How do we as architects or designers begin to incorporate any
of Corner’s four mapping techniques into a legible site plan?
Many of the maps Corner creates and uses as examples are
abstract (in a different way than we’re used to) and would be difficult to explain
to the general public Corner so wishes to empower with these better maps. Where
then, does the responsibility lie in educating these very people in how to read
these differently abstract maps?
1 comment:
1. Corner believes maps that are highly artificial and contain virtual abstractions that remain overlooked. Reasons for this are due to the tendencies to view maps in terms of what they represent rather than what they do. So, do maps with more abstractions or artificial meanings convey more useful information than tracing maps? What are your opinions?
2. How has mapping our milieu, or surroundings, helped us gain more knowledge of a site/location?
3. Forms of socialization and spatial arrangement are evolving without the aid of planners and designers. Rem Koolhaas states, "the generic city presents the final death of planning. Why? Not because it's unplanned, but because planning makes no difference whatsoever." As designers/planners how should we react to this? How do we create interrelationships amongst things in space?

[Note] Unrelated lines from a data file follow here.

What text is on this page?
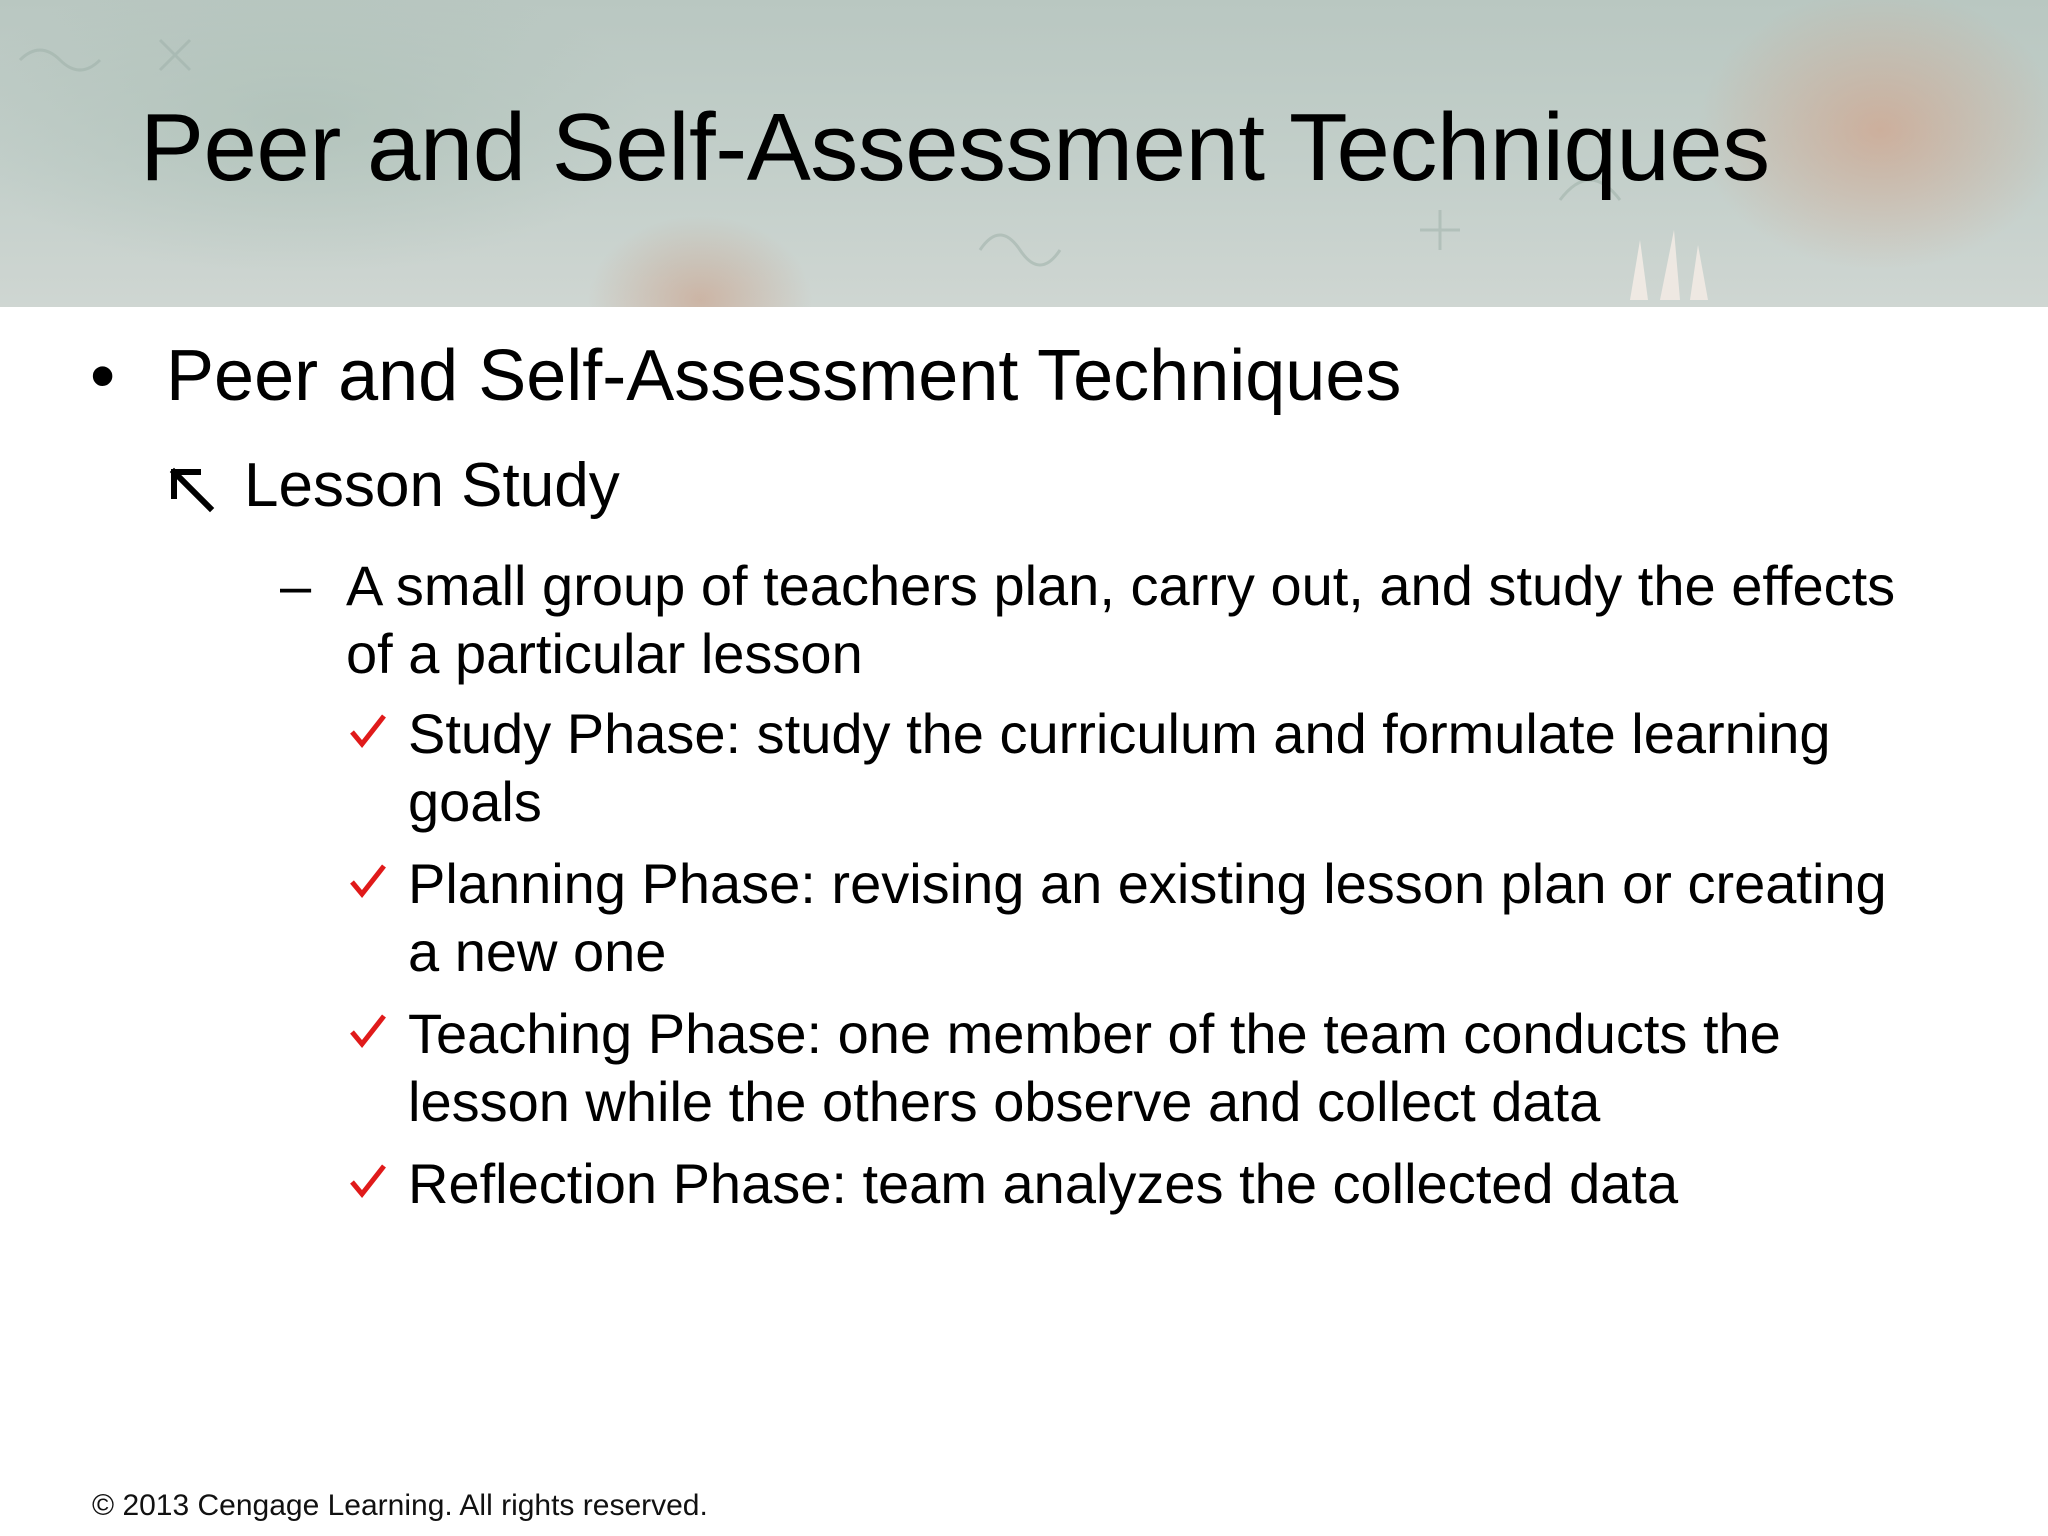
Peer and Self-Assessment Techniques
• Peer and Self-Assessment Techniques
Lesson Study
– A small group of teachers plan, carry out, and study the effects of a particular lesson
Study Phase: study the curriculum and formulate learning goals
Planning Phase: revising an existing lesson plan or creating a new one
Teaching Phase: one member of the team conducts the lesson while the others observe and collect data
Reflection Phase: team analyzes the collected data
© 2013 Cengage Learning. All rights reserved.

4. Corner's first mapping technique, drift, is a very far fetched and abstract form of mapping. It requires a lot of information and readings based on personal opinion. Is this a good or bad thing when it comes to mapping? Should the info be easy to comprehend?
5. Corner provides us with 4 good mapping techniques. Are there any other techniques that can help us designers/programmers create good maps? If so, what kinds?
6. In this reading, Corner really highlights the importance of space and how it should be mapped and used. What other sorts of topics should maps convey other than space? How can we convey them?